Traditionally, quantitative measures have served to evaluate the safety and efficacy of clinical trials, but these approaches don’t directly address the voice of the patient. New method-ologies are being adopted that capture the patient experience through qualitative measures providing valuable patient feed-back on their experiences throughout the clinical trial process. Recently, the FDA produced guidance documents to address how patient experience data can be collected in a systematic approach. The output is a series of guidelines which address collecting patient input, methods to identify what is important to patients and developing fit-for-purpose clinical outcome assessments. By incorporating the voice of the patient in study design, it’s possible to minimize obstacles, improve efficiency, and trial outcomes.
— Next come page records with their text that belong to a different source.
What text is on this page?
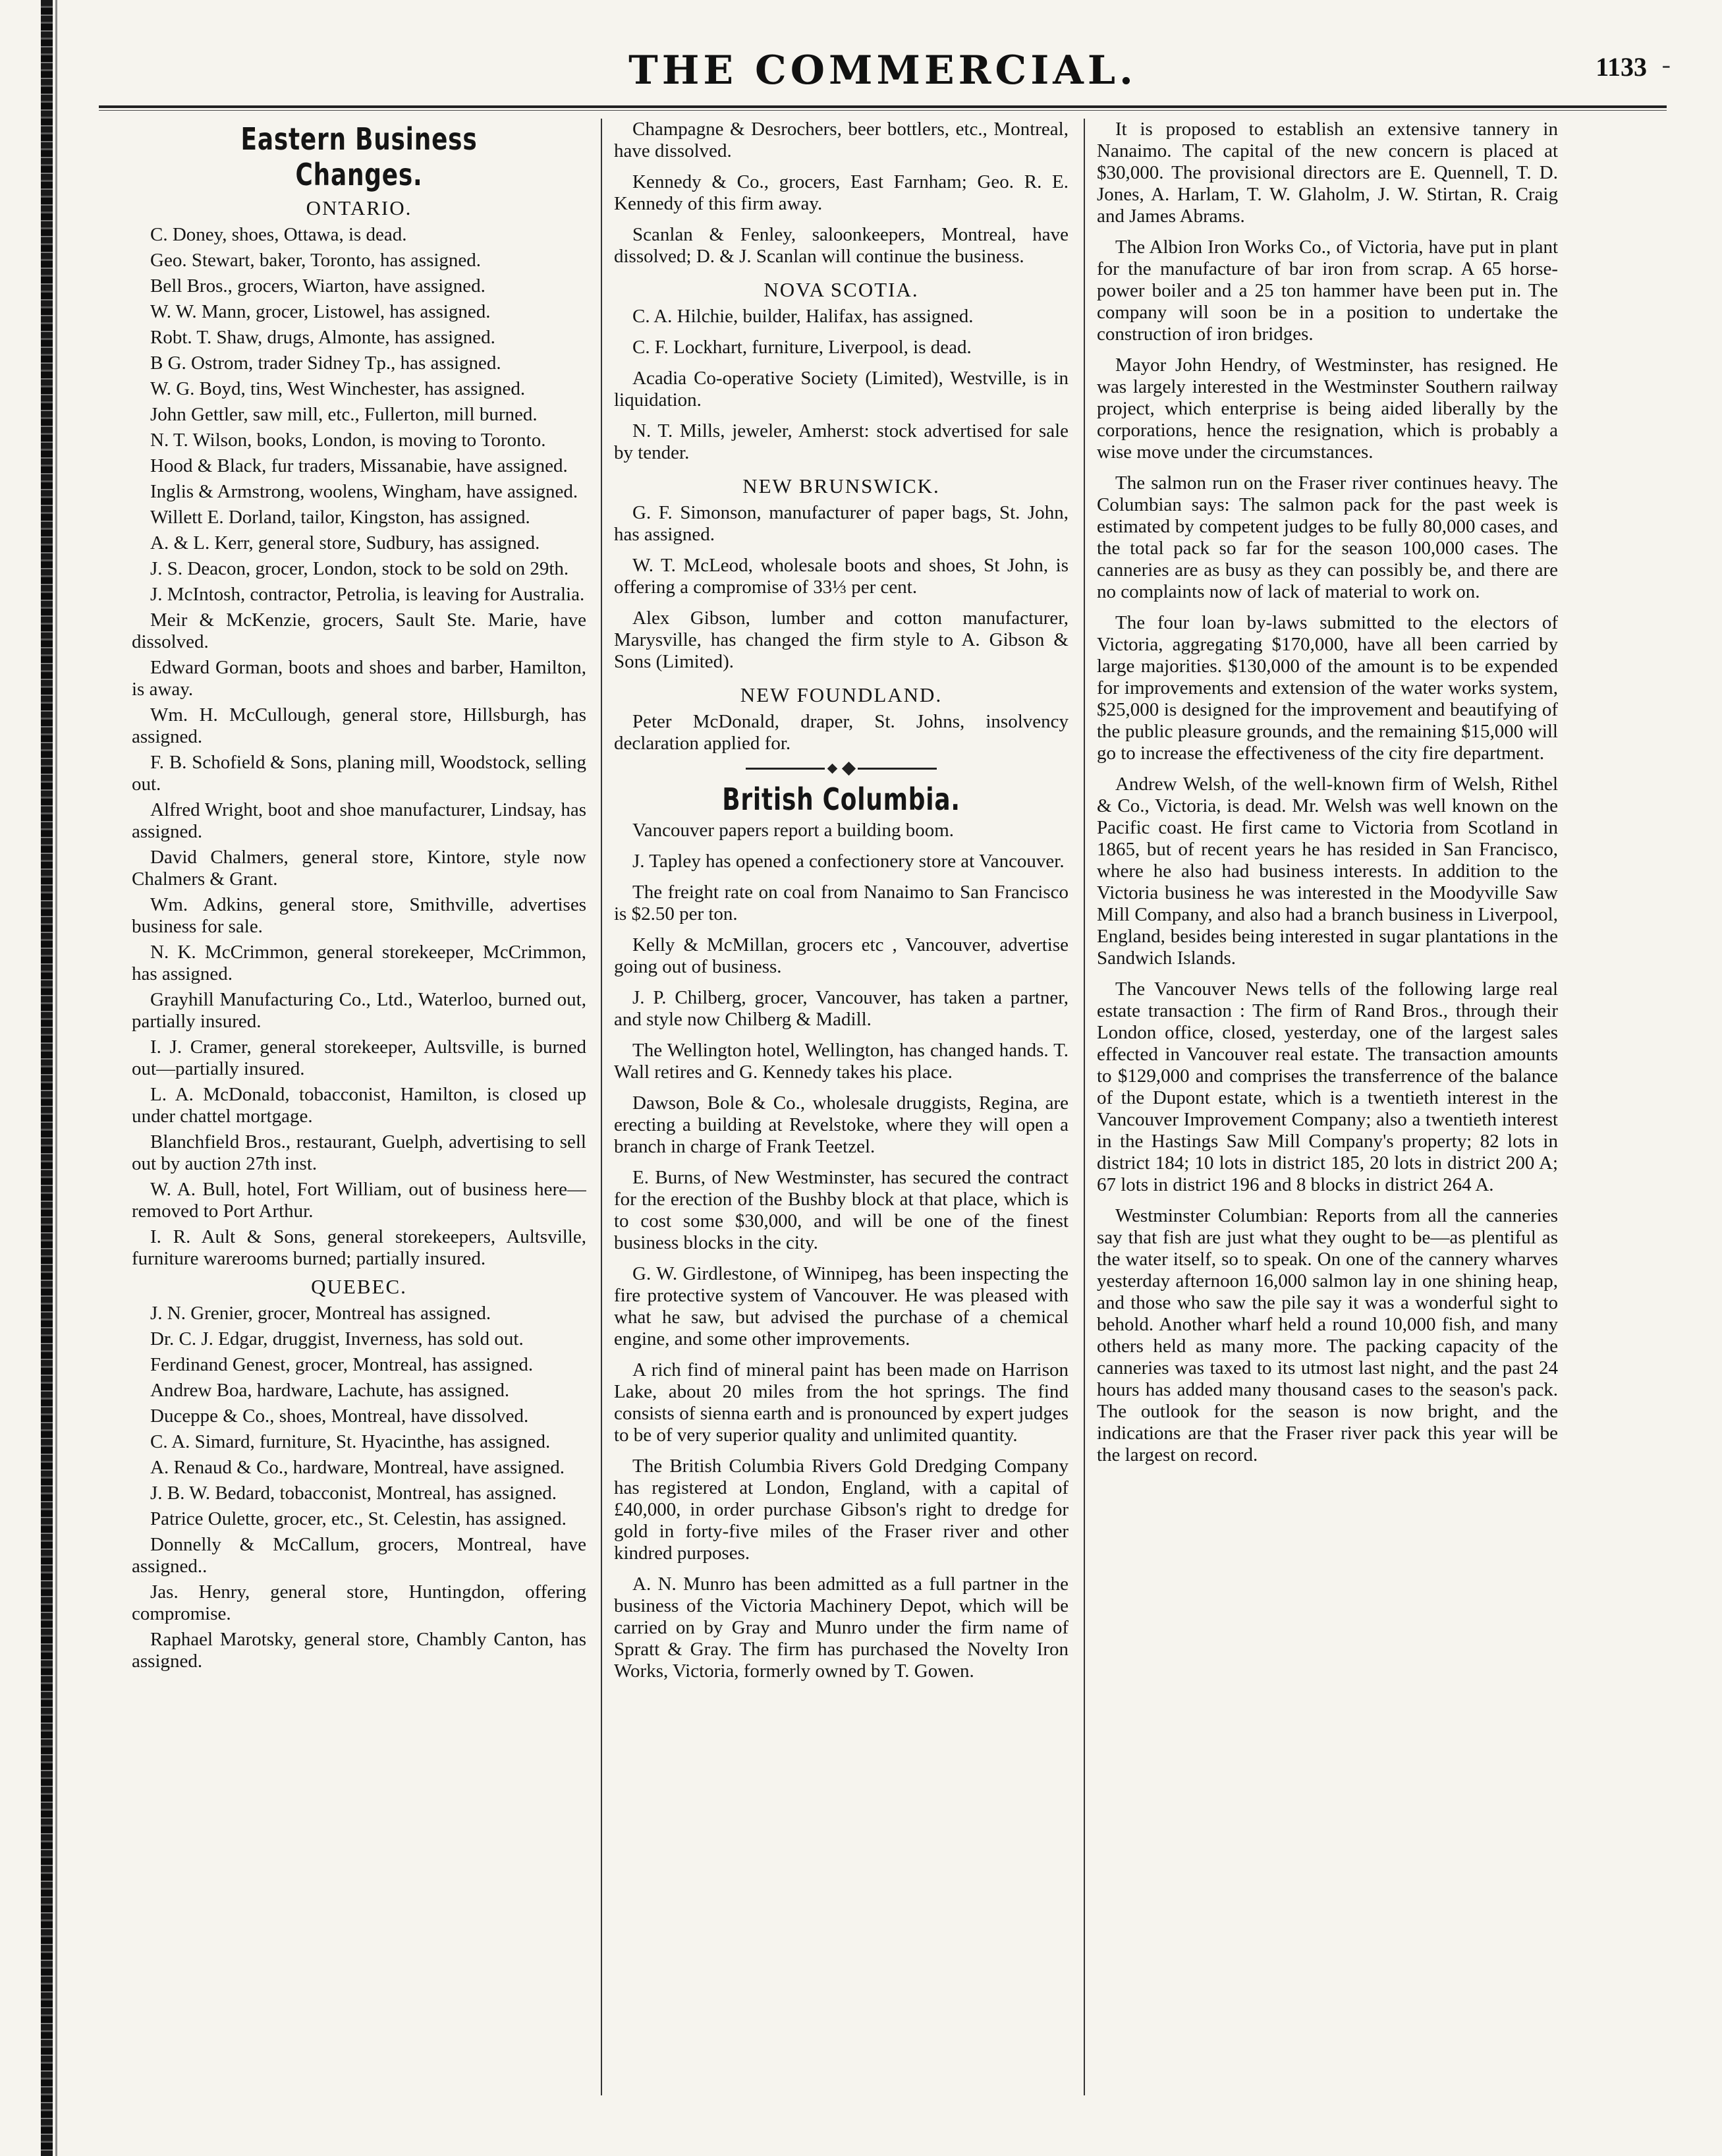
THE COMMERCIAL.	1133 -
Eastern Business Changes.
ONTARIO.

C. Doney, shoes, Ottawa, is dead.

Geo. Stewart, baker, Toronto, has assigned.

Bell Bros., grocers, Wiarton, have assigned.

W. W. Mann, grocer, Listowel, has assigned.

Robt. T. Shaw, drugs, Almonte, has assigned.

B G. Ostrom, trader Sidney Tp., has assigned.

W. G. Boyd, tins, West Winchester, has assigned.

John Gettler, saw mill, etc., Fullerton, mill burned.

N. T. Wilson, books, London, is moving to Toronto.

Hood & Black, fur traders, Missanabie, have assigned.

Inglis & Armstrong, woolens, Wingham, have assigned.

Willett E. Dorland, tailor, Kingston, has assigned.

A. & L. Kerr, general store, Sudbury, has assigned.

J. S. Deacon, grocer, London, stock to be sold on 29th.

J. McIntosh, contractor, Petrolia, is leaving for Australia.

Meir & McKenzie, grocers, Sault Ste. Marie, have dissolved.

Edward Gorman, boots and shoes and barber, Hamilton, is away.

Wm. H. McCullough, general store, Hillsburgh, has assigned.

F. B. Schofield & Sons, planing mill, Woodstock, selling out.

Alfred Wright, boot and shoe manufacturer, Lindsay, has assigned.

David Chalmers, general store, Kintore, style now Chalmers & Grant.

Wm. Adkins, general store, Smithville, advertises business for sale.

N. K. McCrimmon, general storekeeper, McCrimmon, has assigned.

Grayhill Manufacturing Co., Ltd., Waterloo, burned out, partially insured.

I. J. Cramer, general storekeeper, Aultsville, is burned out—partially insured.

L. A. McDonald, tobacconist, Hamilton, is closed up under chattel mortgage.

Blanchfield Bros., restaurant, Guelph, advertising to sell out by auction 27th inst.

W. A. Bull, hotel, Fort William, out of business here—removed to Port Arthur.

I. R. Ault & Sons, general storekeepers, Aultsville, furniture warerooms burned; partially insured.

QUEBEC.

J. N. Grenier, grocer, Montreal has assigned.

Dr. C. J. Edgar, druggist, Inverness, has sold out.

Ferdinand Genest, grocer, Montreal, has assigned.

Andrew Boa, hardware, Lachute, has assigned.

Duceppe & Co., shoes, Montreal, have dissolved.

C. A. Simard, furniture, St. Hyacinthe, has assigned.

A. Renaud & Co., hardware, Montreal, have assigned.

J. B. W. Bedard, tobacconist, Montreal, has assigned.

Patrice Oulette, grocer, etc., St. Celestin, has assigned.

Donnelly & McCallum, grocers, Montreal, have assigned..

Jas. Henry, general store, Huntingdon, offering compromise.

Raphael Marotsky, general store, Chambly Canton, has assigned.

Champagne & Desrochers, beer bottlers, etc., Montreal, have dissolved.

Kennedy & Co., grocers, East Farnham; Geo. R. E. Kennedy of this firm away.

Scanlan & Fenley, saloonkeepers, Montreal, have dissolved; D. & J. Scanlan will continue the business.

NOVA SCOTIA.

C. A. Hilchie, builder, Halifax, has assigned.

C. F. Lockhart, furniture, Liverpool, is dead.

Acadia Co-operative Society (Limited), Westville, is in liquidation.

N. T. Mills, jeweler, Amherst: stock advertised for sale by tender.

NEW BRUNSWICK.

G. F. Simonson, manufacturer of paper bags, St. John, has assigned.

W. T. McLeod, wholesale boots and shoes, St John, is offering a compromise of 33⅓ per cent.

Alex Gibson, lumber and cotton manufacturer, Marysville, has changed the firm style to A. Gibson & Sons (Limited).

NEW FOUNDLAND.

Peter McDonald, draper, St. Johns, insolvency declaration applied for.

British Columbia.

Vancouver papers report a building boom.

J. Tapley has opened a confectionery store at Vancouver.

The freight rate on coal from Nanaimo to San Francisco is $2.50 per ton.

Kelly & McMillan, grocers etc , Vancouver, advertise going out of business.

J. P. Chilberg, grocer, Vancouver, has taken a partner, and style now Chilberg & Madill.

The Wellington hotel, Wellington, has changed hands. T. Wall retires and G. Kennedy takes his place.

Dawson, Bole & Co., wholesale druggists, Regina, are erecting a building at Revelstoke, where they will open a branch in charge of Frank Teetzel.

E. Burns, of New Westminster, has secured the contract for the erection of the Bushby block at that place, which is to cost some $30,000, and will be one of the finest business blocks in the city.

G. W. Girdlestone, of Winnipeg, has been inspecting the fire protective system of Vancouver. He was pleased with what he saw, but advised the purchase of a chemical engine, and some other improvements.

A rich find of mineral paint has been made on Harrison Lake, about 20 miles from the hot springs. The find consists of sienna earth and is pronounced by expert judges to be of very superior quality and unlimited quantity.

The British Columbia Rivers Gold Dredging Company has registered at London, England, with a capital of £40,000, in order purchase Gibson's right to dredge for gold in forty-five miles of the Fraser river and other kindred purposes.

A. N. Munro has been admitted as a full partner in the business of the Victoria Machinery Depot, which will be carried on by Gray and Munro under the firm name of Spratt & Gray. The firm has purchased the Novelty Iron Works, Victoria, formerly owned by T. Gowen.

It is proposed to establish an extensive tannery in Nanaimo. The capital of the new concern is placed at $30,000. The provisional directors are E. Quennell, T. D. Jones, A. Harlam, T. W. Glaholm, J. W. Stirtan, R. Craig and James Abrams.

The Albion Iron Works Co., of Victoria, have put in plant for the manufacture of bar iron from scrap. A 65 horse-power boiler and a 25 ton hammer have been put in. The company will soon be in a position to undertake the construction of iron bridges.

Mayor John Hendry, of Westminster, has resigned. He was largely interested in the Westminster Southern railway project, which enterprise is being aided liberally by the corporations, hence the resignation, which is probably a wise move under the circumstances.

The salmon run on the Fraser river continues heavy. The Columbian says: The salmon pack for the past week is estimated by competent judges to be fully 80,000 cases, and the total pack so far for the season 100,000 cases. The canneries are as busy as they can possibly be, and there are no complaints now of lack of material to work on.

The four loan by-laws submitted to the electors of Victoria, aggregating $170,000, have all been carried by large majorities. $130,000 of the amount is to be expended for improvements and extension of the water works system, $25,000 is designed for the improvement and beautifying of the public pleasure grounds, and the remaining $15,000 will go to increase the effectiveness of the city fire department.

Andrew Welsh, of the well-known firm of Welsh, Rithel & Co., Victoria, is dead. Mr. Welsh was well known on the Pacific coast. He first came to Victoria from Scotland in 1865, but of recent years he has resided in San Francisco, where he also had business interests. In addition to the Victoria business he was interested in the Moodyville Saw Mill Company, and also had a branch business in Liverpool, England, besides being interested in sugar plantations in the Sandwich Islands.

The Vancouver News tells of the following large real estate transaction : The firm of Rand Bros., through their London office, closed, yesterday, one of the largest sales effected in Vancouver real estate. The transaction amounts to $129,000 and comprises the transferrence of the balance of the Dupont estate, which is a twentieth interest in the Vancouver Improvement Company; also a twentieth interest in the Hastings Saw Mill Company's property; 82 lots in district 184; 10 lots in district 185, 20 lots in district 200 A; 67 lots in district 196 and 8 blocks in district 264 A.

Westminster Columbian: Reports from all the canneries say that fish are just what they ought to be—as plentiful as the water itself, so to speak. On one of the cannery wharves yesterday afternoon 16,000 salmon lay in one shining heap, and those who saw the pile say it was a wonderful sight to behold. Another wharf held a round 10,000 fish, and many others held as many more. The packing capacity of the canneries was taxed to its utmost last night, and the past 24 hours has added many thousand cases to the season's pack. The outlook for the season is now bright, and the indications are that the Fraser river pack this year will be the largest on record.
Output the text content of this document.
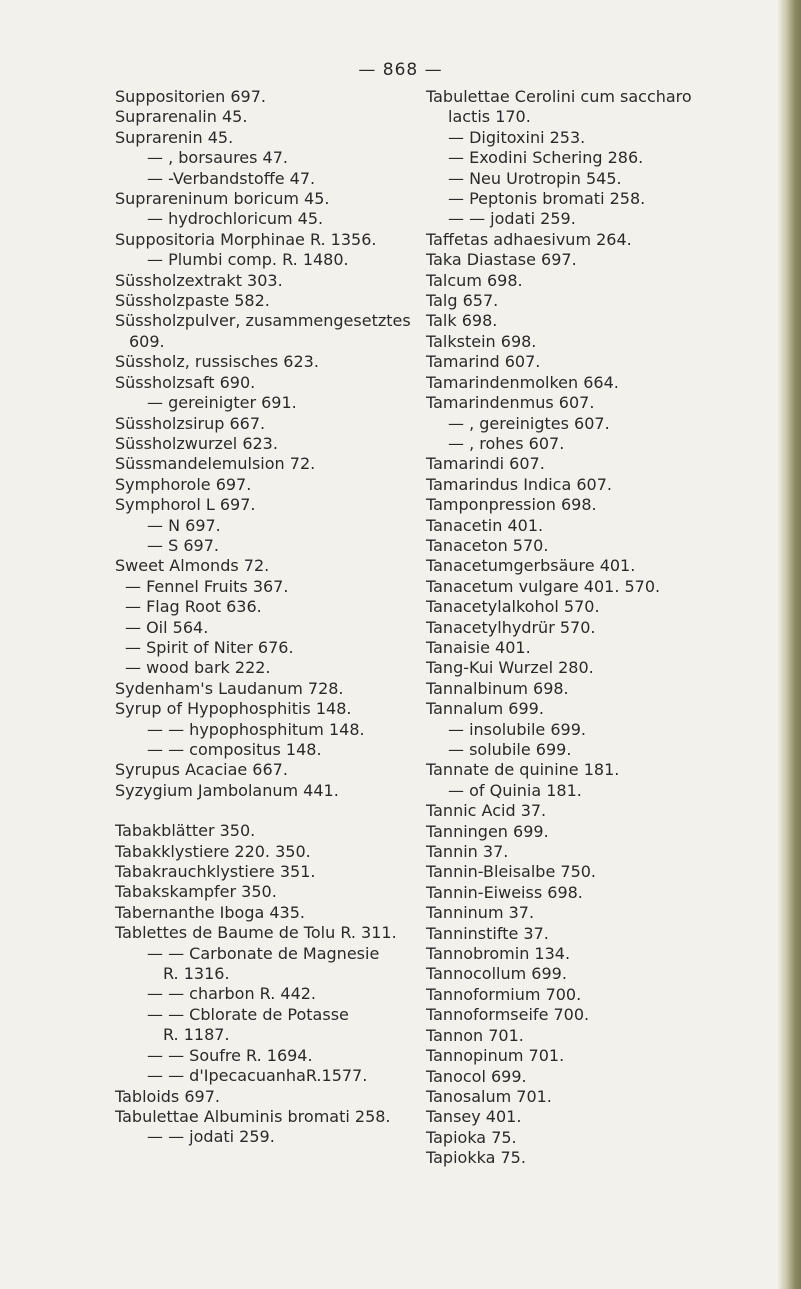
— 868 —
Suppositorien 697.
Suprarenalin 45.
Suprarenin 45.
— , borsaures 47.
— -Verbandstoffe 47.
Suprareninum boricum 45.
— hydrochloricum 45.
Suppositoria Morphinae R. 1356.
— Plumbi comp. R. 1480.
Süssholzextrakt 303.
Süssholzpaste 582.
Süssholzpulver, zusammengesetztes
609.
Süssholz, russisches 623.
Süssholzsaft 690.
— gereinigter 691.
Süssholzsirup 667.
Süssholzwurzel 623.
Süssmandelemulsion 72.
Symphorole 697.
Symphorol L 697.
— N 697.
— S 697.
Sweet Almonds 72.
— Fennel Fruits 367.
— Flag Root 636.
— Oil 564.
— Spirit of Niter 676.
— wood bark 222.
Sydenham's Laudanum 728.
Syrup of Hypophosphitis 148.
— — hypophosphitum 148.
— — compositus 148.
Syrupus Acaciae 667.
Syzygium Jambolanum 441.
Tabakblätter 350.
Tabakklystiere 220. 350.
Tabakrauchklystiere 351.
Tabakskampfer 350.
Tabernanthe Iboga 435.
Tablettes de Baume de Tolu R. 311.
— — Carbonate de Magnesie
R. 1316.
— — charbon R. 442.
— — Cblorate de Potasse
R. 1187.
— — Soufre R. 1694.
— — d'IpecacuanhaR.1577.
Tabloids 697.
Tabulettae Albuminis bromati 258.
— — jodati 259.
Tabulettae Cerolini cum saccharo
lactis 170.
— Digitoxini 253.
— Exodini Schering 286.
— Neu Urotropin 545.
— Peptonis bromati 258.
— — jodati 259.
Taffetas adhaesivum 264.
Taka Diastase 697.
Talcum 698.
Talg 657.
Talk 698.
Talkstein 698.
Tamarind 607.
Tamarindenmolken 664.
Tamarindenmus 607.
— , gereinigtes 607.
— , rohes 607.
Tamarindi 607.
Tamarindus Indica 607.
Tamponpression 698.
Tanacetin 401.
Tanaceton 570.
Tanacetumgerbsäure 401.
Tanacetum vulgare 401. 570.
Tanacetylalkohol 570.
Tanacetylhydrür 570.
Tanaisie 401.
Tang-Kui Wurzel 280.
Tannalbinum 698.
Tannalum 699.
— insolubile 699.
— solubile 699.
Tannate de quinine 181.
— of Quinia 181.
Tannic Acid 37.
Tanningen 699.
Tannin 37.
Tannin-Bleisalbe 750.
Tannin-Eiweiss 698.
Tanninum 37.
Tanninstifte 37.
Tannobromin 134.
Tannocollum 699.
Tannoformium 700.
Tannoformseife 700.
Tannon 701.
Tannopinum 701.
Tanocol 699.
Tanosalum 701.
Tansey 401.
Tapioka 75.
Tapiokka 75.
Best practices for effective patient communication

Research shows that patients who are engaged and receive personalized care are more likely to stay in a clinical trial. Retaining patients means providing access to resources in a way that is convenient for each individual. Preferences may range from video check-ins to in-home visits to telephone calls. Physical limitations and technology accessibility must be considered to ensure therapy and patient monitoring can be adequately delivered during the trial.

For multilingual participants, cultural adaptation and linguistic accuracy must be incorporated across interactions and study materials. Working with native speakers who possess broad experience in clinical trial documentation in multiple therapeutics is critical for ensuring patient recruitment and retention — and ultimately clinical trial success.

Vision of a patient-centric future

This year has seen the emergence of patient-focused drug development (PFDD), an FDA Center for Drug Evaluation (DCER) approach for patient centricity. Top pharma organization are also implementing patient centric strategies for drug development, and hiring patient-focused leads.

These emerging initiatives support a unified vision where the patients’ experience, perspectives, needs, and priorities are put at the forefront, with detailed patient experience mapping and a comprehensive patient-focused story across all stakeholders. These guiding principles will only gain momentum in the coming year and drive new approaches in the future.